3 questions à Michael Bonzom, responsable prêt-à-porter et accessoires femmes au bureau de
styles Nelly Rodi
Mère et fille partageant leur garde-robe, peut-on encore parler de tendance ?
Tout à fait. Nous avons dégagé pour l’été 2009 un thème "double jeu" basé sur le conflit
intergénérationnel. A l’instar de Demi Moore et Madonna, les mères veulent rajeunir pour
plaire et cela passe aussi bien par la chirurgie esthétique que l’accessoirisation. Nous avons
mis cette tendance en parallèle avec les adolescentes, adeptes du lady like, c’est-à-dire qui
s’habillent en s’inspirant de la mère bourgeoise du 16e arrondissement. Ni poupée, ni rebelle,
elles veulent se donner une assise intellectuelle et parler comme des adultes. On le voit bien
dans les marques ado comme New Look qui proposent désormais blazer, stilettos, tailleurs ou
encore trench que les jeunes filles n’auraient jamais porté il y a quelques années.

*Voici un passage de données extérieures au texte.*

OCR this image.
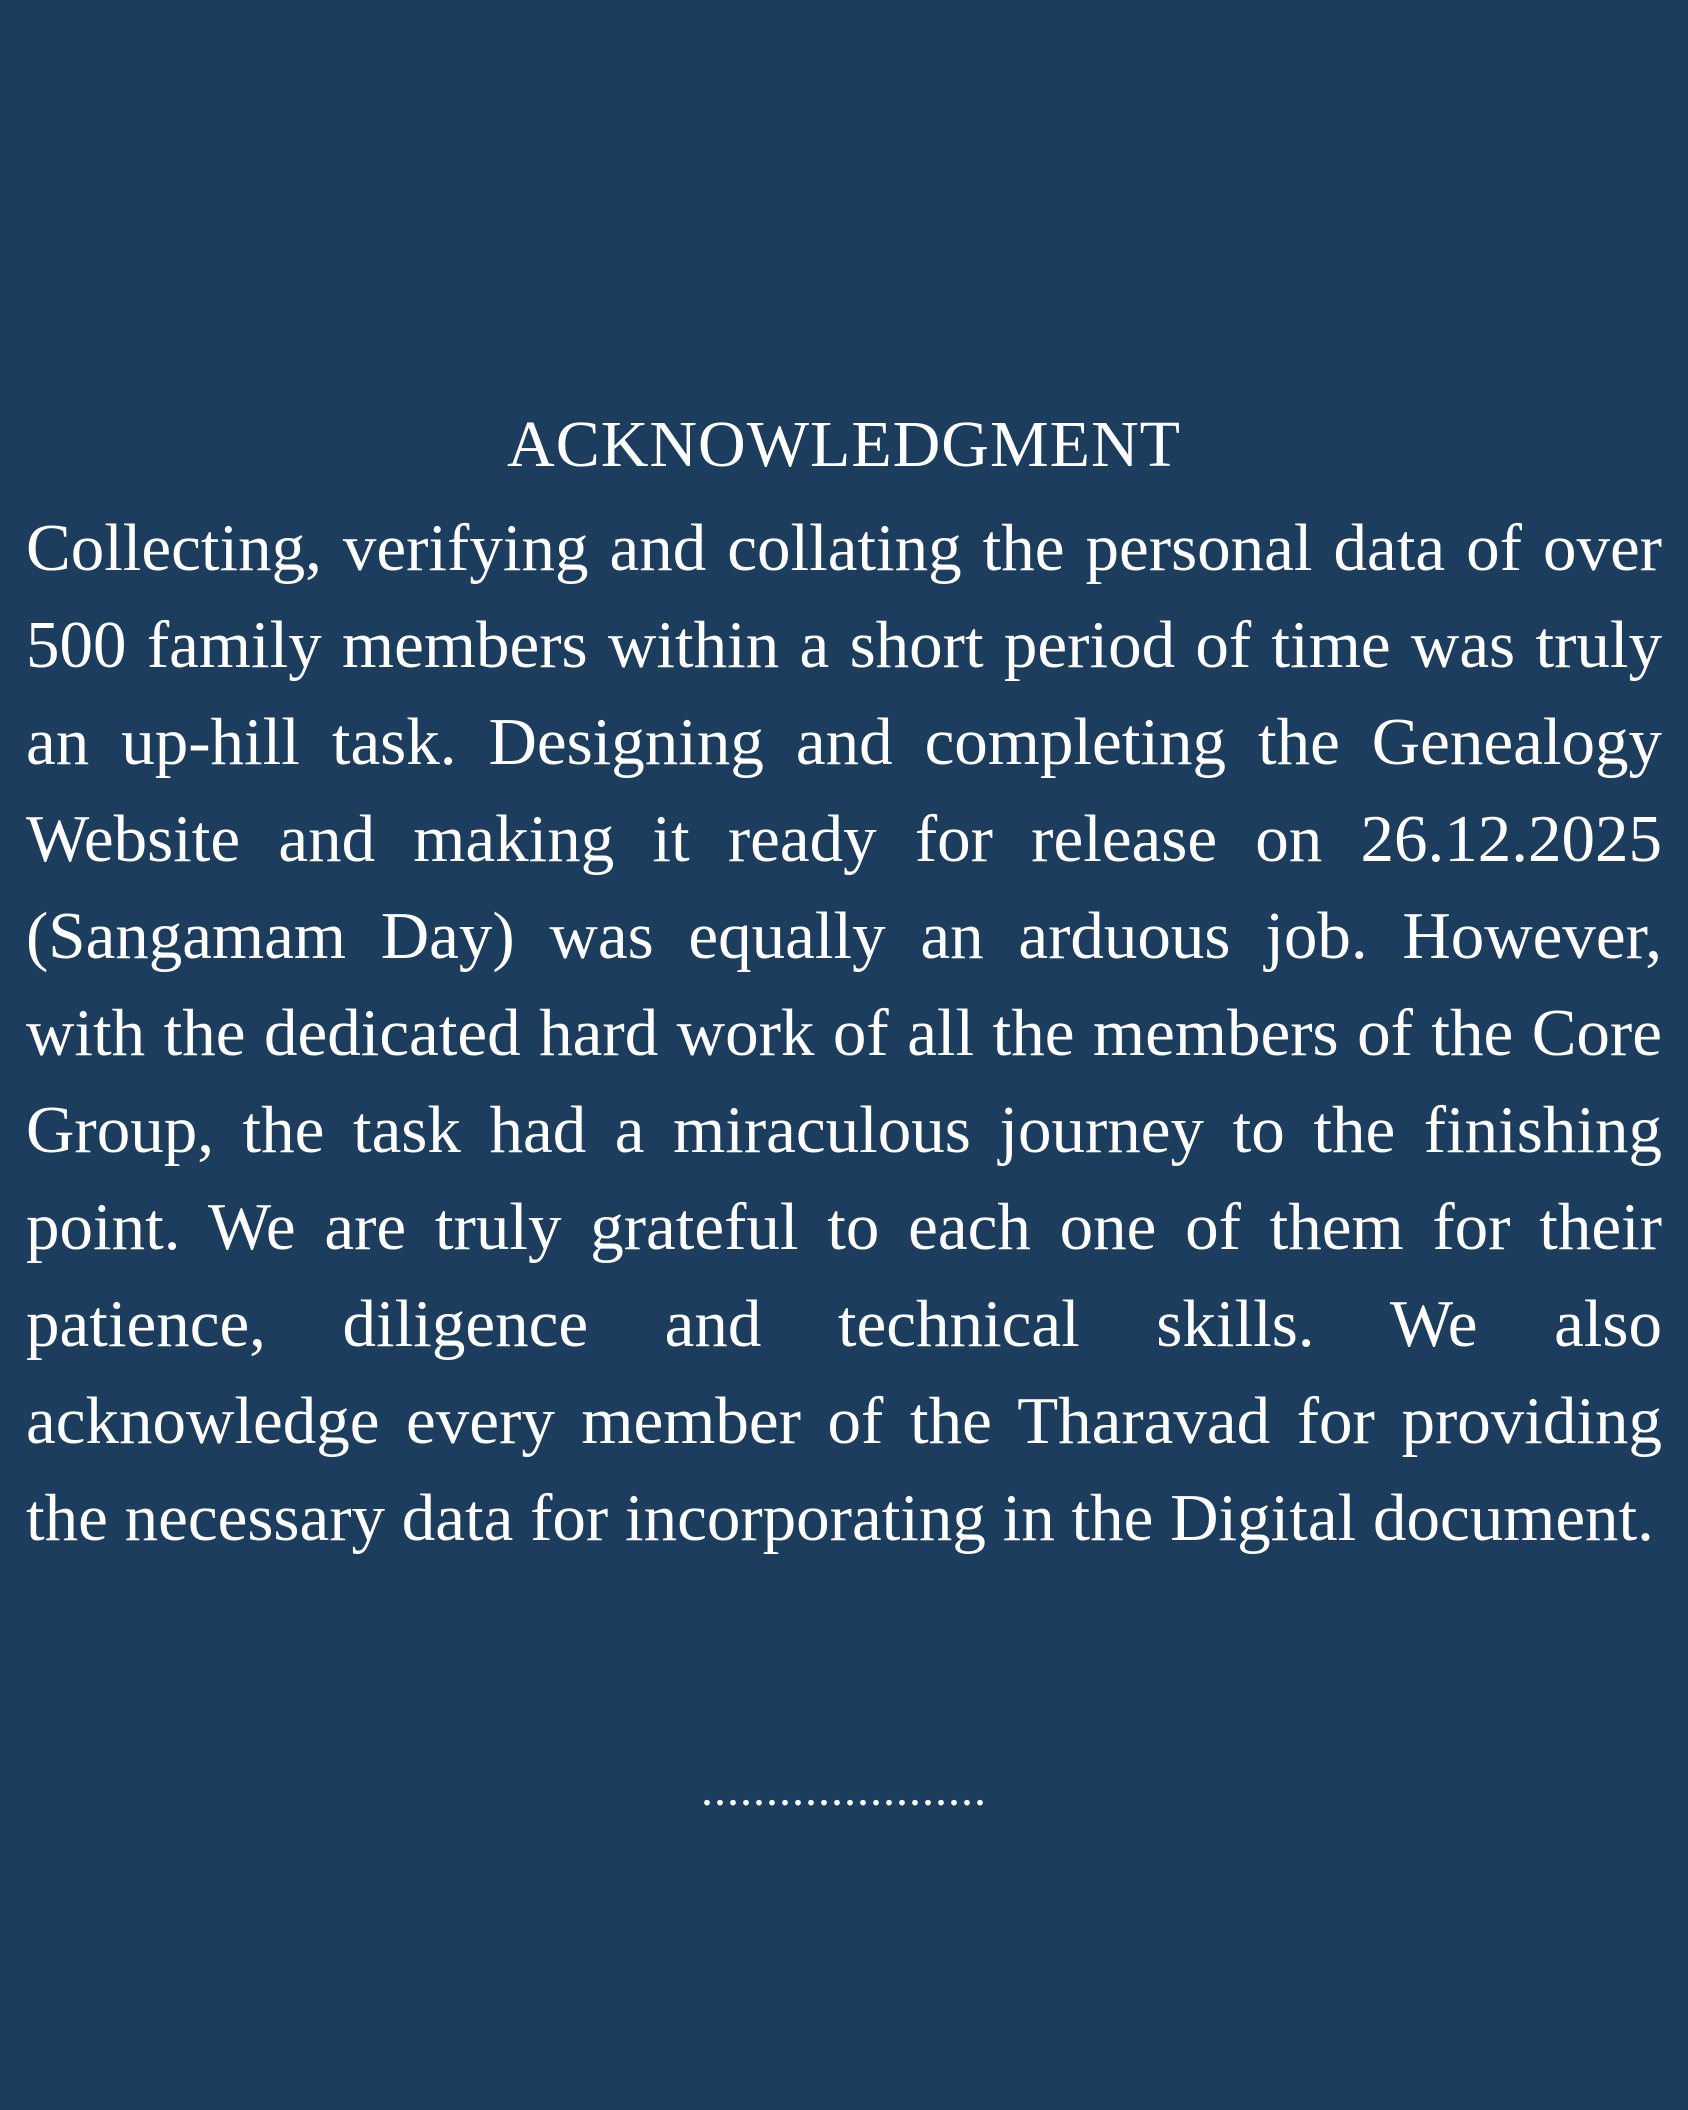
ACKNOWLEDGMENT

Collecting, verifying and collating the personal data of over 500 family members within a short period of time was truly an up-hill task. Designing and completing the Genealogy Website and making it ready for release on 26.12.2025 (Sangamam Day) was equally an arduous job. However, with the dedicated hard work of all the members of the Core Group, the task had a miraculous journey to the finishing point. We are truly grateful to each one of them for their patience, diligence and technical skills. We also acknowledge every member of the Tharavad for providing the necessary data for incorporating in the Digital document.

......................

Les femmes, toutes générations confondues, tendraient donc vers le même modèle ?
Kate
Moss,
Jennifer
Aniston,
Gwyneth
Paltrow
sont
devenues
des
icônes
transgénérationnelles qui font rêver les femmes de 13 à 65 ans. Les marques moyen de
gamme l’ont bien compris. Sandro, Maje, Iro, Les Prairies de Paris s’adressent à la fois aux
mères et aux filles. On se rend compte par exemple, que Zara Woman et Trafaluc, les lignes
femmes et ados de Zara, proposent désormais les mêmes produits, seules les matières et
couleurs changent. L’uniforme type ? Une tunique, un cardigan, un legging ou un jean, des
ballerines ou des talons très hauts.
Cette tendance à l’uniformisation est donc loin d’être terminée ?
Je déplore cette homogénéisation mais elle ne cesse de se prendre de l’ampleur. De la ligne
unisexe Wo(man) d’Etam à la collection capsule d’Yves Saint-Laurent baptisée Edition
Unisex, tout le monde s’y met. Enfant/adulte, homme/femme, les frontières sont brouillées.
Comme en témoigne également le monogramme Louis Vuitton qui vient d’être taggé aux
couleurs de l’artiste Stephen Sprouse. Et les derniers salons que j’ai visités montrent que cette
tendance perdura au moins jusqu’à l’hiver 2009.